Joining the party
Gaming regulators in Michigan and Tennessee have approved their next round of licenses, permitting more operators to launch sportsbooks and online gaming offerings in the burgeoning markets.
PokerStars, Stars Casino, and FOX Bet all launched in the Wolverine State on Friday
The Michigan Gaming Control Board (MGCB) has authorized online gaming and sports betting licenses for the Little Traverse Bay Band of Odawa Indians. Flutter Entertainment-owned PokerStars, Stars Casino, and FOX Bet all launched in the Wolverine State on Friday through their partnership with the casino operator.
Through an agreement with Detroit’s Greektown Casino, Penn National and Barstool Sports also got approval for the launch of their online casino offering in Michigan. The MGCB authorized the launch, set for Monday at 11am.
In Tennessee, the state’s gaming regulator has approved two more online-only sportsbooks. William Hill and Wynn Sports both received approval from the Tennessee Education Lottery (TEL) on Friday.
Poker gets go ahead in Michigan
Michigan’s online gambling markets launched on January 22. After the new round of license approvals, the state is now home to ten casinos offering both online gaming and sports betting.
PokerStars became the first online poker operator to go live in Michigan on Friday. The company took to Twitter to announce its launch:
Newly licensed FOX Bet, Stars Casino, and PokerStars all fall under the Flutter Entertainment umbrella. In a statement publicizing the launch of PokerStars, FOX Bet CEO Kip Levin noted that customers can create one account for all three apps. He said this allows the operator to “supercharge the experience” for Michigan players.
Two more for Tennessee
Tennessee sports betting launched on November 1 last year after a legislative process of more than 18 months. The state currently has four active online sportsbooks, including DraftKings, FanDuel, BetMGM, and Action 24/7.
new licensees will not launch in time for the Super Bowl on February 7
Wynn Sports and William Hill are yet to launch in Tennessee, despite receiving the state’s latest sports betting licenses on Friday.

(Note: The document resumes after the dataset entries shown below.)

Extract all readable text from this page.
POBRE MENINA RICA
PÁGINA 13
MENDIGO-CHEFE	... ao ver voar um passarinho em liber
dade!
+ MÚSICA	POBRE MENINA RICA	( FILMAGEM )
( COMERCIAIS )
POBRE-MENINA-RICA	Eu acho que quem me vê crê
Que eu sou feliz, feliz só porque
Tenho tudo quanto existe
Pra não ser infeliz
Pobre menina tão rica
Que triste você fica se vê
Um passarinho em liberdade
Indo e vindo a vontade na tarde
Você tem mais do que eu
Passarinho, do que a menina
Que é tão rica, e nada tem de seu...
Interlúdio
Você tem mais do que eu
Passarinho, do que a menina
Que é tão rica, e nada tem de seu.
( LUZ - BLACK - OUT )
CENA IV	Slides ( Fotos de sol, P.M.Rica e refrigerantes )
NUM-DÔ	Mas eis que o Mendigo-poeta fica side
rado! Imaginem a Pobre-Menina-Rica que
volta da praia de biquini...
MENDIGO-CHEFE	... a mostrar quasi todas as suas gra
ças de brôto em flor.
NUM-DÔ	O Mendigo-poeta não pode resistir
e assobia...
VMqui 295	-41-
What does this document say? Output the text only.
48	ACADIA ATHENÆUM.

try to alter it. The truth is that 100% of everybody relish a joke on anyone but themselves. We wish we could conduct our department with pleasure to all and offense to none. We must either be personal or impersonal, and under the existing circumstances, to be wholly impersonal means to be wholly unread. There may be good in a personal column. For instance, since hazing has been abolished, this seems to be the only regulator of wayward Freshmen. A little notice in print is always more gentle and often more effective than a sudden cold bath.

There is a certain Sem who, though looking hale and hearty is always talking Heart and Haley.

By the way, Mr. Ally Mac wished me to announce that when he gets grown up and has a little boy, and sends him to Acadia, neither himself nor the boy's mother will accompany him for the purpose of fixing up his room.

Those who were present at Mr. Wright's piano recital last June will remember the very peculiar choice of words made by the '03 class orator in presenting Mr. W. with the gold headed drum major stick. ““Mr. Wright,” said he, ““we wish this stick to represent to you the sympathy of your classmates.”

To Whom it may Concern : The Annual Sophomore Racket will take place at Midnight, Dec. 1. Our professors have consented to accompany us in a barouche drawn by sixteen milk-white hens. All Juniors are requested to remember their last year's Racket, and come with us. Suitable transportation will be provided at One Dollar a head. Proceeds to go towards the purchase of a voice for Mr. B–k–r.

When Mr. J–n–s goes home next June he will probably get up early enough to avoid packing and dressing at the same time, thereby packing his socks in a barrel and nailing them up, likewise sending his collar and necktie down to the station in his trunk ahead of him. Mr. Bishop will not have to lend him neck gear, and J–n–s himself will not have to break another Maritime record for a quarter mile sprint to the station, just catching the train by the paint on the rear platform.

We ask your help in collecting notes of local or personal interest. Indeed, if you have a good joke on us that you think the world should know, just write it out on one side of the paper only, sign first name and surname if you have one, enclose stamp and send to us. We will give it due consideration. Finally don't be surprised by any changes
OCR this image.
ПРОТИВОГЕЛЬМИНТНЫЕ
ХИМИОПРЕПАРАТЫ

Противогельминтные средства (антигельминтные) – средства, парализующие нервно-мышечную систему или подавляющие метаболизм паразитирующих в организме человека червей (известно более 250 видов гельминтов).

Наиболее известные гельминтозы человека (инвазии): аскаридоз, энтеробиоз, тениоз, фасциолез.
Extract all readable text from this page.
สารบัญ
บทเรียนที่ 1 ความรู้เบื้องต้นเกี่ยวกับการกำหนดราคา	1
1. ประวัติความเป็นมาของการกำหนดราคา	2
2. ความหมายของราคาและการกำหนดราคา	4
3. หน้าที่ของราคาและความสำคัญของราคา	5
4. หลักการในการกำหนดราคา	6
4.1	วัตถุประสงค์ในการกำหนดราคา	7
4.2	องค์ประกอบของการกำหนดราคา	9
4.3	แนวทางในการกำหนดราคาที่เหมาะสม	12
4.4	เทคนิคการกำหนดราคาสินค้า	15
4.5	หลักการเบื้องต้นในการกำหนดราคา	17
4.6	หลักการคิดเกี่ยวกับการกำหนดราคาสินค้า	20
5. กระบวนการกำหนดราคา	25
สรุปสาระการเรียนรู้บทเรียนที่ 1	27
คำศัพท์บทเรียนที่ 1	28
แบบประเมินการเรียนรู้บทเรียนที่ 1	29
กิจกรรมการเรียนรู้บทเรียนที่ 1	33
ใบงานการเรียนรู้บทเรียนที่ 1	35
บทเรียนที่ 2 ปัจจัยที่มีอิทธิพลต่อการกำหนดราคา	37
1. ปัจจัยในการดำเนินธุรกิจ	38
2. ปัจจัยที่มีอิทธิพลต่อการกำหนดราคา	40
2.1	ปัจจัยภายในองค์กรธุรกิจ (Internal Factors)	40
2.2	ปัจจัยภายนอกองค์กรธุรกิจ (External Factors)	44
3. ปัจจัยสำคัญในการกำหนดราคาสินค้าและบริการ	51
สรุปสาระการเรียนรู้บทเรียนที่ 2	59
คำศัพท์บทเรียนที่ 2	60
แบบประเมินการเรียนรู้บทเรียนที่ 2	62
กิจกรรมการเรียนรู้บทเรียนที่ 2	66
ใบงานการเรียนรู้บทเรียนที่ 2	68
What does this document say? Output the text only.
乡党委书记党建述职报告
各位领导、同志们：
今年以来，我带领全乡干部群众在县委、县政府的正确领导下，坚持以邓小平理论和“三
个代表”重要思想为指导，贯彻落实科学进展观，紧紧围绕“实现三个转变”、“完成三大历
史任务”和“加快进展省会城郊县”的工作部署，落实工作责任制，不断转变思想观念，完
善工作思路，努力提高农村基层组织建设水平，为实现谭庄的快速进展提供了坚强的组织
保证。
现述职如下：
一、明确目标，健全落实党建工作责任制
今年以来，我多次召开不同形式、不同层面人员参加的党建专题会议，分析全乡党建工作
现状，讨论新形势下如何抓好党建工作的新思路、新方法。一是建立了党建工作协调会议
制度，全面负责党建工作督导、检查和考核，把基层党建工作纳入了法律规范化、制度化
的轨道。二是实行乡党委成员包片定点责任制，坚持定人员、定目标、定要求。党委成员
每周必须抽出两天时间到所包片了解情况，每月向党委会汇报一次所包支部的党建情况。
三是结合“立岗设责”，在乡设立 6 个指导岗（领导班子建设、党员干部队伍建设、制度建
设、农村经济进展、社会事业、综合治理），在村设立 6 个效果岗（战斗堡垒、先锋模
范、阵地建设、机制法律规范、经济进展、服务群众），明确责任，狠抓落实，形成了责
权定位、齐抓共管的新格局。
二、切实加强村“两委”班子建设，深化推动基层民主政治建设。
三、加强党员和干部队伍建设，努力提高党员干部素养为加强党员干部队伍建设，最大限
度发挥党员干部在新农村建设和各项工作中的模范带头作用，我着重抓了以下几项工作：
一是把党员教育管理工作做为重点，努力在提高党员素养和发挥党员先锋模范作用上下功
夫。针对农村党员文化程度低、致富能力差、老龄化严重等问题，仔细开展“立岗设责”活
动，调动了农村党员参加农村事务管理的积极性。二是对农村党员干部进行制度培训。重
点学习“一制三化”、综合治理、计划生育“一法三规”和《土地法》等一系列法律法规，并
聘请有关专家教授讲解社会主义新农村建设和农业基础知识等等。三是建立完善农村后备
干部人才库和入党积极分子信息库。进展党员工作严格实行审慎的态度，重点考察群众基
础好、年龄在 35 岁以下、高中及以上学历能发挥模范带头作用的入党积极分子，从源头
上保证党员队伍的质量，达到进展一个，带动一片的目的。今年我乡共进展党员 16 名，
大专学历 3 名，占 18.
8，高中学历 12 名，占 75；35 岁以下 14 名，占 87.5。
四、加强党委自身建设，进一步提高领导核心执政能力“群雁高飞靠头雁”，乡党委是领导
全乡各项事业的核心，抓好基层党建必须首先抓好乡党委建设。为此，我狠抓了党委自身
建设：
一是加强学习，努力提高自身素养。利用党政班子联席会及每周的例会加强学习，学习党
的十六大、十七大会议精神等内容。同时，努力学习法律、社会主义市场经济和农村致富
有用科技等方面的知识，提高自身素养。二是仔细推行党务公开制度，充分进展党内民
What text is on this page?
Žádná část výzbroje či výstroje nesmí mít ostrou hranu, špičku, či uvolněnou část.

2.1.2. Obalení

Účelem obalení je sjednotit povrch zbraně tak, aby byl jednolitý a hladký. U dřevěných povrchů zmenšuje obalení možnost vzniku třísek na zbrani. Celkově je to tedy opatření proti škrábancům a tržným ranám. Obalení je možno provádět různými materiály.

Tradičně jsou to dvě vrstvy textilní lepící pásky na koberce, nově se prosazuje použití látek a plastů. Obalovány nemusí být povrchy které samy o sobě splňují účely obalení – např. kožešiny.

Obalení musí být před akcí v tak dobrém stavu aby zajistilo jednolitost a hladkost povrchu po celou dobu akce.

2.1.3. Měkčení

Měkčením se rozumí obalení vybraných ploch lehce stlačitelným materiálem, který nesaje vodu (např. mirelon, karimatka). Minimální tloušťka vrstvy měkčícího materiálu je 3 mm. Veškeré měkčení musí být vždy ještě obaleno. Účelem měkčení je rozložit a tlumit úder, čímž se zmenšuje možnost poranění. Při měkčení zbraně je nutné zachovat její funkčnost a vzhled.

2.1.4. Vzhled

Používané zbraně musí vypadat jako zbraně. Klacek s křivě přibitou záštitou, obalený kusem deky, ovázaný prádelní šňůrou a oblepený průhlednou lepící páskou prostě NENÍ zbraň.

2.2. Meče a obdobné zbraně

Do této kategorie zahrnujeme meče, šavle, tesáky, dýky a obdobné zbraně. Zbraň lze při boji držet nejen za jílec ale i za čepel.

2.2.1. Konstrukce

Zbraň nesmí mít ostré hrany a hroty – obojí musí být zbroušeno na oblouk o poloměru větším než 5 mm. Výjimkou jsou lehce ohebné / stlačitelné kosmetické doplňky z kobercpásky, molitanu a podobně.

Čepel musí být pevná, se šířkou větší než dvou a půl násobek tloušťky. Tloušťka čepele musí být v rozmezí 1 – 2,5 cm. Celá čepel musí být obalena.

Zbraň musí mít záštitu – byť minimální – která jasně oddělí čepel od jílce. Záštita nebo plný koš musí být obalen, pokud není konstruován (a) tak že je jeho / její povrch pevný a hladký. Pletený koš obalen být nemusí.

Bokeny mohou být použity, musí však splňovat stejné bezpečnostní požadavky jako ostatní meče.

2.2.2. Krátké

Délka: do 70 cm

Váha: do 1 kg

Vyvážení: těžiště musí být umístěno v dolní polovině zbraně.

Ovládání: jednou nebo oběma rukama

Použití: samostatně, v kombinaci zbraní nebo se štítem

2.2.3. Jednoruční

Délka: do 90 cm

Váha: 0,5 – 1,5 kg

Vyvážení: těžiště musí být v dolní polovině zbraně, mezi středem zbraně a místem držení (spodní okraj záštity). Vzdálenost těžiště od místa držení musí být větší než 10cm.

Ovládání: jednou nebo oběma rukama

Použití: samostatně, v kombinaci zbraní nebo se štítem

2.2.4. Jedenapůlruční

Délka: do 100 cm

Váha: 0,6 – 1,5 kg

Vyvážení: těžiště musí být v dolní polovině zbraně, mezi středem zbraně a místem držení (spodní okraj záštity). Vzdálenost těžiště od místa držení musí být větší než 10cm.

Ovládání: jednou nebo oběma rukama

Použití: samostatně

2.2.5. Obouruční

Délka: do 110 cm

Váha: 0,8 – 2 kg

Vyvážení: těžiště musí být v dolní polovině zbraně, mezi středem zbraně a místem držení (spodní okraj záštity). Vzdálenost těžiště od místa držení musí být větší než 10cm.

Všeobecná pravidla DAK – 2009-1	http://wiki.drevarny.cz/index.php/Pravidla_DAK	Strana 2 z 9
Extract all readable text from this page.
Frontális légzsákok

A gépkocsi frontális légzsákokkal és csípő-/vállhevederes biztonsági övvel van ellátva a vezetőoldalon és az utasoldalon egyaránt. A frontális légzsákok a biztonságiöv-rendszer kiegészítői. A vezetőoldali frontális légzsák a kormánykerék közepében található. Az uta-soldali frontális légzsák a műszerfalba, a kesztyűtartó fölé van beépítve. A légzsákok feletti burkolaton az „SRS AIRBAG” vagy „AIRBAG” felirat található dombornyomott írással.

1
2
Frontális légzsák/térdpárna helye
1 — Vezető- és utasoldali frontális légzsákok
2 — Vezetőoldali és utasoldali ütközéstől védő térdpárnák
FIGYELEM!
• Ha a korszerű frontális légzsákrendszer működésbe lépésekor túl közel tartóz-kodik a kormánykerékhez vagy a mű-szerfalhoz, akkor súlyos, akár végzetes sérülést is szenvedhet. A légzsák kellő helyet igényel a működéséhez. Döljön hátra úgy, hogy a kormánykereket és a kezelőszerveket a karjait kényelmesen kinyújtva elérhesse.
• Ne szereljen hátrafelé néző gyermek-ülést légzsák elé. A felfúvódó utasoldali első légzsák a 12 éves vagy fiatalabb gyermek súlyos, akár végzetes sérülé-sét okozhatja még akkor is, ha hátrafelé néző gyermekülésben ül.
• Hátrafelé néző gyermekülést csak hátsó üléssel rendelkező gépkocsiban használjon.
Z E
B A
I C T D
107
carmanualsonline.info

According to the Associated Press, TEL CEO Rebecca Hargrove confirmed that the new licensees will not launch in time for the Super Bowl on February 7. Churchill Downs, which received a license earlier this year, also indicated it won’t launch its TwinSpires brand in time for the event.
The sports betting market in Tennessee has seen success since its launch, despite only boasting four active operators. Sports betting handle reached $180.9m for the month of December 2020, an increase of 38% from November. Sportsbook revenue was up 5% month-on-month to $13.9m. The state accumulated $3.1m in revenue as a result of the 20% gross revenue tax for sportsbooks.